The Council of Better Business Bureaus has adopted new standards for native advertising, essentially applying Federal Trade Commission standards to millions of small local businesses dealt with by 112 BBB chapters in the U.S. and Canada.
Better Business Bureaus Add Standards for Native Advertising

The move adds a new section – 39 – to the revised Code of Advertising adopted by the group last year. And while the group's National Advertising Division (NAD) deals with cases involving bigger national players, local chapters of the BBB deal with about 70 times as many cases.

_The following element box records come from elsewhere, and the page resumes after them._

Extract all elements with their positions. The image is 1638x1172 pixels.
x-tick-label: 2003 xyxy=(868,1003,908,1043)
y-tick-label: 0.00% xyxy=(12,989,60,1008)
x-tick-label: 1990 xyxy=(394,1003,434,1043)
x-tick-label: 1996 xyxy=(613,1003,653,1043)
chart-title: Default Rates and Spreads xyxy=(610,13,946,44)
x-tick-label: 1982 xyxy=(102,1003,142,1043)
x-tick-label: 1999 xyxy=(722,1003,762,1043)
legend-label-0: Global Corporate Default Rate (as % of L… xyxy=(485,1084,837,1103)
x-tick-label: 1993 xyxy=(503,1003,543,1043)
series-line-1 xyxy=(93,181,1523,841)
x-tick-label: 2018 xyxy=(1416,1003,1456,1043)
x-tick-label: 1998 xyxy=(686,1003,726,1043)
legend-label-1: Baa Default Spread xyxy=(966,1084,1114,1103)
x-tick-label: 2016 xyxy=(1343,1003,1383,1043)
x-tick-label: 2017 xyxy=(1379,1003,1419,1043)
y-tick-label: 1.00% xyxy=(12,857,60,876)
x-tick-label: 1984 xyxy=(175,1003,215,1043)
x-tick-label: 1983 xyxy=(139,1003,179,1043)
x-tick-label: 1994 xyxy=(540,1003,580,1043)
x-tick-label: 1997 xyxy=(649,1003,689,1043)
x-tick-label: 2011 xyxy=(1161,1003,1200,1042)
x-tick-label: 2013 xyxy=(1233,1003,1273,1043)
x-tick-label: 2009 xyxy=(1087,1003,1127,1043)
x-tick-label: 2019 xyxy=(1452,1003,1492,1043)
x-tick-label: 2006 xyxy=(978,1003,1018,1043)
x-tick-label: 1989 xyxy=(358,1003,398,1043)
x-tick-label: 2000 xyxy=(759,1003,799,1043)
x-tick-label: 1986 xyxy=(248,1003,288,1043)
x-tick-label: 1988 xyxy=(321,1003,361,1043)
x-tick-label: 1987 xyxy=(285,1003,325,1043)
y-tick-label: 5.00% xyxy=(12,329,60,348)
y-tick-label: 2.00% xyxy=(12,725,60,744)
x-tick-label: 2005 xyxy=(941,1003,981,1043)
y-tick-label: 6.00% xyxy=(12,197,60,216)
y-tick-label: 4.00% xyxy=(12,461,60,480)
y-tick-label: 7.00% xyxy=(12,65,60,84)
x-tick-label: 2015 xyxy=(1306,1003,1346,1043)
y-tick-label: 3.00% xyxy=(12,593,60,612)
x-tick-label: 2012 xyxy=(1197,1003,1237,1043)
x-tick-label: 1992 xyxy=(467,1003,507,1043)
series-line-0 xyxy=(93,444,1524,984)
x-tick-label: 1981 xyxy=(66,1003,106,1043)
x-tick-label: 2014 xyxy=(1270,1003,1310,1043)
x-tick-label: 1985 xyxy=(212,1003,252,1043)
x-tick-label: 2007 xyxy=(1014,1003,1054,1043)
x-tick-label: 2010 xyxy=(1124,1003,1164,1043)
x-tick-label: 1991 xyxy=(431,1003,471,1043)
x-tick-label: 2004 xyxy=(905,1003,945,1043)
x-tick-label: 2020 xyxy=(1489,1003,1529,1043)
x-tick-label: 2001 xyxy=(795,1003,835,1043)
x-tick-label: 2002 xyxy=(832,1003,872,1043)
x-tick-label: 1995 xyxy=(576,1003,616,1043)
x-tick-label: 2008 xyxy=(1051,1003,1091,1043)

The new section on native advertising is meant to closely resemble enforcement guidelines the FTC released late last year. It basically says advertisers must not mislead consumers about the nature or source of ads in any medium, including social media. The code says sponsored content should be clearly and conspicuously labeled as such, as a "paid ad" or with similar wording. That includes when advertiser-sponsored content doesn't directly promote a product or service. And the BBB code calls for all disclosures to be maintained in non-paid search results, social media, e-mail or other re-use.
BBBs across North America will begin enforcing the new section immediately, the group said. Businesses that don't comply with the new provisions might no longer qualify for BBB accreditation or see their ratings lowered, "with the most egregious cases losing enough to merit an F," the group said in a statement.
Last year the BBB challenged nearly 8,300 national and local ads from advertisers big and small over a variety of issues. Some of those already had to do with native advertising, said Jane Driggs, CEO of the Better Business Bureau of Utah. "But the great thing about this is that now we have specifics," she said. "Before we were working with basic principles."
While native advertising is big in national media, Ms. Driggs said it may be just as prevalent in local media if not more so as publications use it to fill the void left by lower editorial staffing.